Here’s some precious information everyone should know about winter tires, how to choose them and perform quality inspections.
Canadian winters are harsh, and driving on ice- and snow-filled roads can be quite challenging. To stay safe, changing your tires for something more appropriate is recommended. Winter tires stay soft and maintain traction in freezing temperatures, while summer tires harden and become less effective.
In Quebec, all cars must be equipped with winter tires during the year’s coldest months. The regulated dates can vary depending on the area. Therefore, consult your provincial rules.
To ensure your tires can tackle winter roads, they should have the following snowflake symbol.
Which winter tires are best?
You must first ask yourself what type of roads you’ll be driving on this winter. If you mainly drive around the city and the roads are quickly plowed after a snowfall, then winter tires that are made for icy conditions are best. For example, some cities have very hilly streets that become treacherous when icy. However, if you drive long distances and live in the countryside, you’re better off with snow tires.
When choosing winter tires, ensure you get the best ones for your situation. Some are better in the snow, while others are better on ice.
Winter tires have sipes, the tiny horizontal lines covering the tread blocks. These markings improve traction on icy and wet pavement and can help you slow down and accelerate faster. The more sipes, the better the traction.
Winter tires also have deep tread blocks, the large openings between the sipes. The bigger the opening, the better your tires will perform on snow.
Beware of all-season and mud tires. While they might work in mild temperatures, the colder it gets, the less grip they provide. For example, tires made for off-roading can handle snowy conditions because of their large tread blocks. However, the absence of sipes can make them ineffective on ice.
Keep an eye on your tire’s air pressure. The pressure can go down when the temperature dips. It’s best to check if your tire’s need air from time to time.
The rubber on winter tires is softer than that on summer tires. Consequently, it’s best to install winter tires once the temperatures drop below 7°C and to promptly remove them once it warms up in spring.

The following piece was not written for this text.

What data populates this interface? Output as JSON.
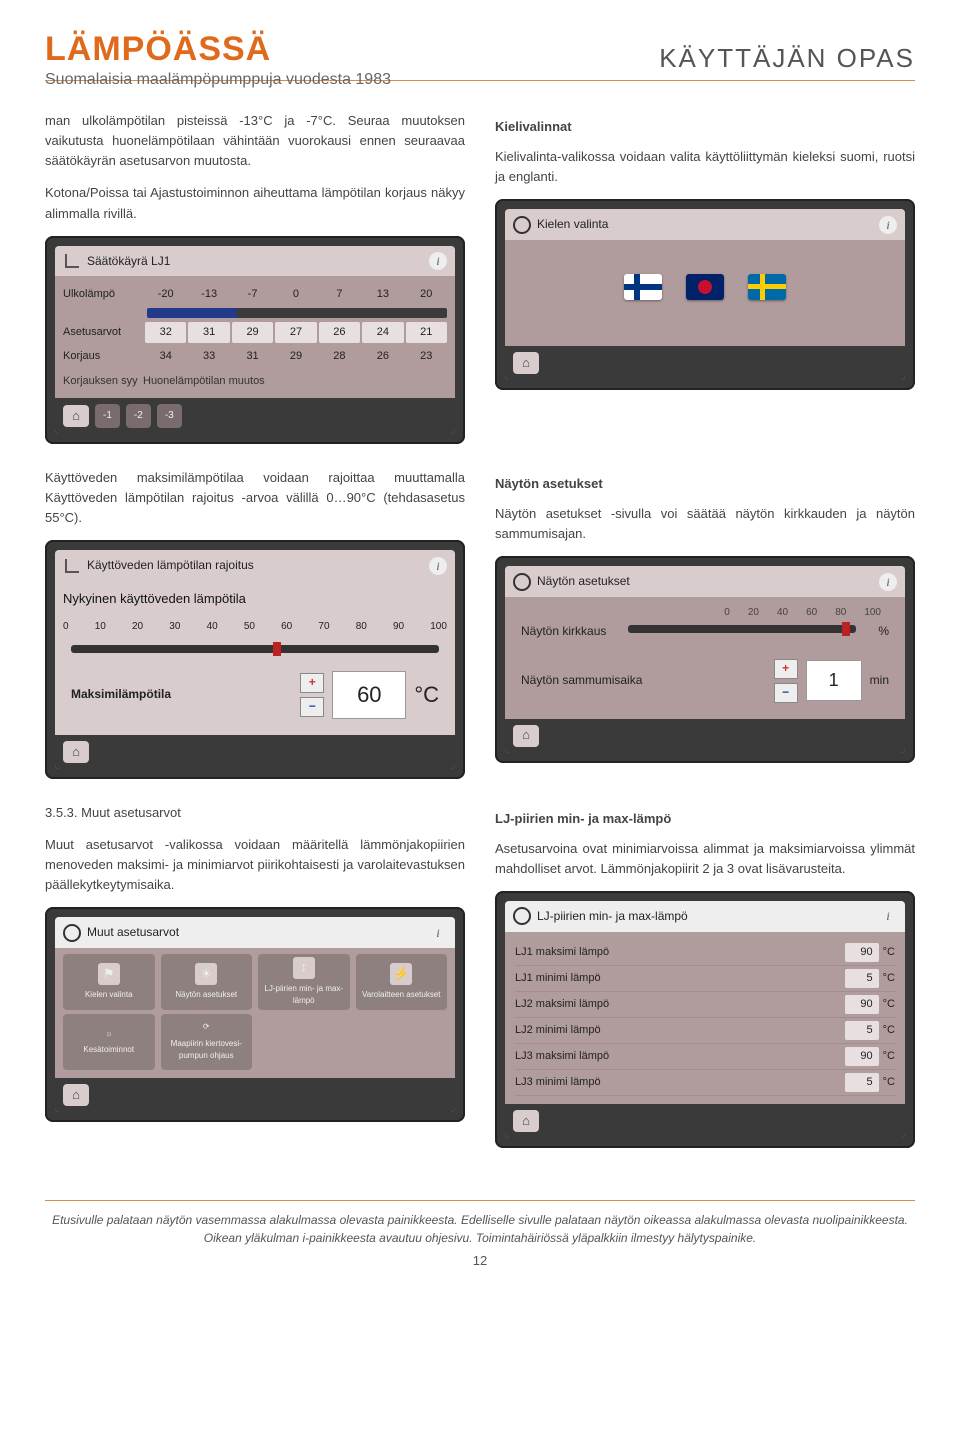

Most tires last between three and six years. However, the lifespan of your tires greatly depends on where you drive and how far you travel. You must inspect your tires before they’re installed in the fall. The tread depth (the distance between the bottom and top of the tread) must be at least 6/32 of an inch.
It’s best to verify the tread depth of your tires every year. You should also perform this check in winter and after four or five years of use. (See DOT code below)
The four-digit DOT code on your tires indicates the date of manufacture. The first two digits indicate the week (up to 52) and the last two digits indicate the year it was made.
If your tires are more than six years old, it’s a good idea to change them, depending on their condition and usage.
Studded tires are more efficient on icy pavement, especially on hilly roads. However, they aren’t necessary if you live in the city and frequently drive on salted or de-iced streets. To determine if you truly need studded tires, you must analyze the types of roads you frequently drive on.
Taking these steps will ensure you get a good set of tires to keep you safe. Good winter tires can be expensive, but opting for the cheapest option isn’t always the safest. Wishing you a safe driving experience this winter!